Feeling like you need to jump start your learning at work, but concerned that you don’t have the time to dedicate to a class or year-long mastermind group? Have your good intentions for new behaviors at work and at home already been lost in the swirling vortex of your day-to-day responsibilities?

I get it.

As an executive coach, the most common obstacle I hear when talking to leaders about investing in their own or their team’s development is time. “We just need to come up for air,” and “next quarter we’ll be able to focus more deeply,” are phrases that fill my inbox.

There’s another way.

What if I told you that material, powerful professional development could be fast and (dare I say it?) fun?

I spend my days deeply immersed in professional development. I read books and write articles. I deliver workshops and psychometric assessments. I work with clients and teams over weeks and months to craft and deliver development and change plans. Those are valid and effective ways to expand professional horizons, deepen learning and strengthen performance. I believe in the power of those efforts. But development doesn’t only happen that way.

When I looked back at all the learning I invested in over the last 12 months, I discovered some of my most powerful development experiences weren’t formal professional development exercises at all.

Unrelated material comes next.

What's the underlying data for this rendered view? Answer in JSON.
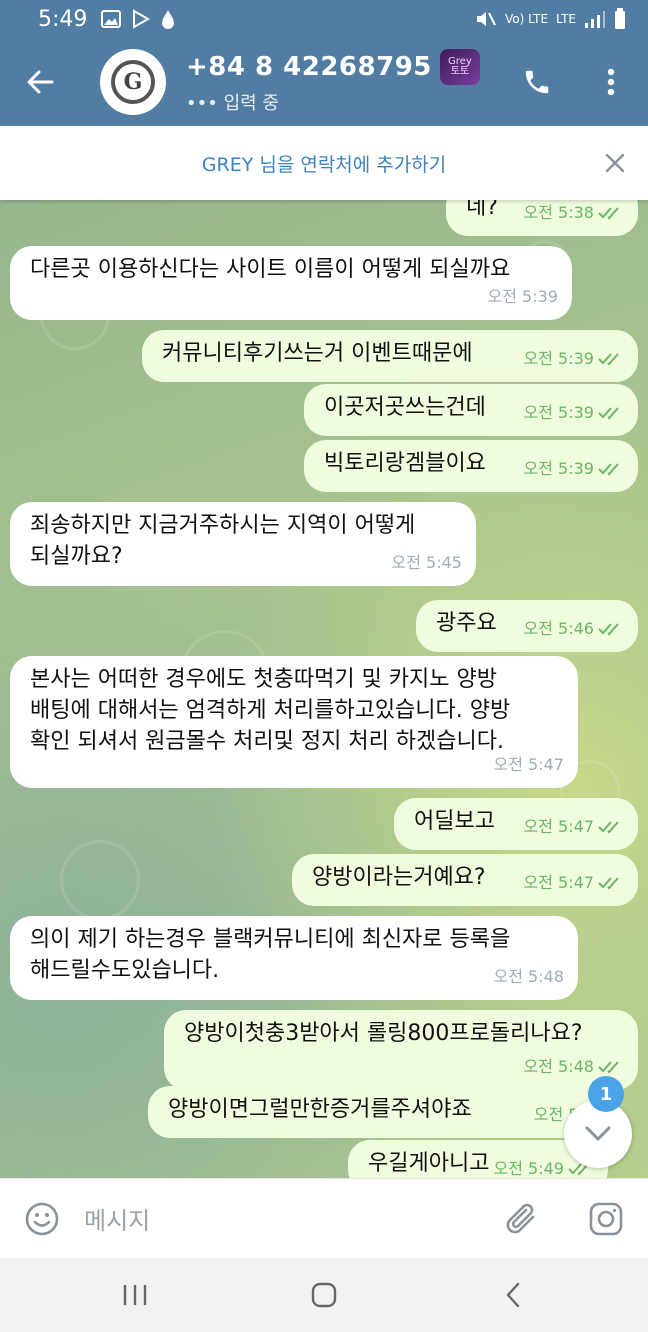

Here are the top five experiences that accelerated my learning this year:

5: I saw myself in a new way.

I took the Hogan Insight Assessment and in less than 2 hours had a deep, nuanced picture of what motivates me, what colleagues perceive as my strengths, and best of all, how I get in my own way and derail under stress. New, fresh perspective gained in a single afternoon is hard to beat.

4. I changed my scenery.

I traveled to Havana and London. I walked different streets, managed different logistics, and surrounded myself with people who spoke, ate, and thought in unfamiliar ways. I got lost (literally and figuratively) in these worlds, exploring and remembering what it was like to be immersed in something new and learning constantly.

3. I listened to the stories of people who are different from me.

Like many of my clients, I have very little free time to read. So, I make use of the time I have in excess: I listen to books in my car.  I don’t listen to leadership books. I listen to stories like Tara Westover’s best-seller Educated and Michelle Obama’s Becoming. Both reminded me of the power of learning about and talking with those we perceive to be ‘other.’

2. I tested a long-held belief about myself and got really uncomfortable.

A friend invited me to join a 28 day reflection challenge called Me and White Supremacy. For 15 days, I demurred based on my beliefs that 1) I am not a racist and thus wouldn’t benefit from the provocatively named challenge and 2) who has 28 days to write on one topic? My friend called me out on my sideline behavior. In or out, she challenged. I jumped in and am a different person for it.

1. I kept practicing my new (and not so new) behaviors.

I often make bold commitments in my calendar around exercise, reflection and meditation. They don’t stick, in the perfect sense. But, I keep moving my body, even after weeks of sluggish inactivity. I journal, even though it is sporadic. I start and continue and restart my meditation practice. I don’t let the times I fail to meet those shiny new commitments derail the big picture progress. I keep at it, imperfectly.

Want to be a different, better leader 12 months from now? Take your vacation, at home or abroad. Follow your natural curiosity and learn about yourself and others in a new way. Keep doing the stuff that makes you productively uncomfortable. These small efforts take less time than you think and together make a powerful impact on your leadership.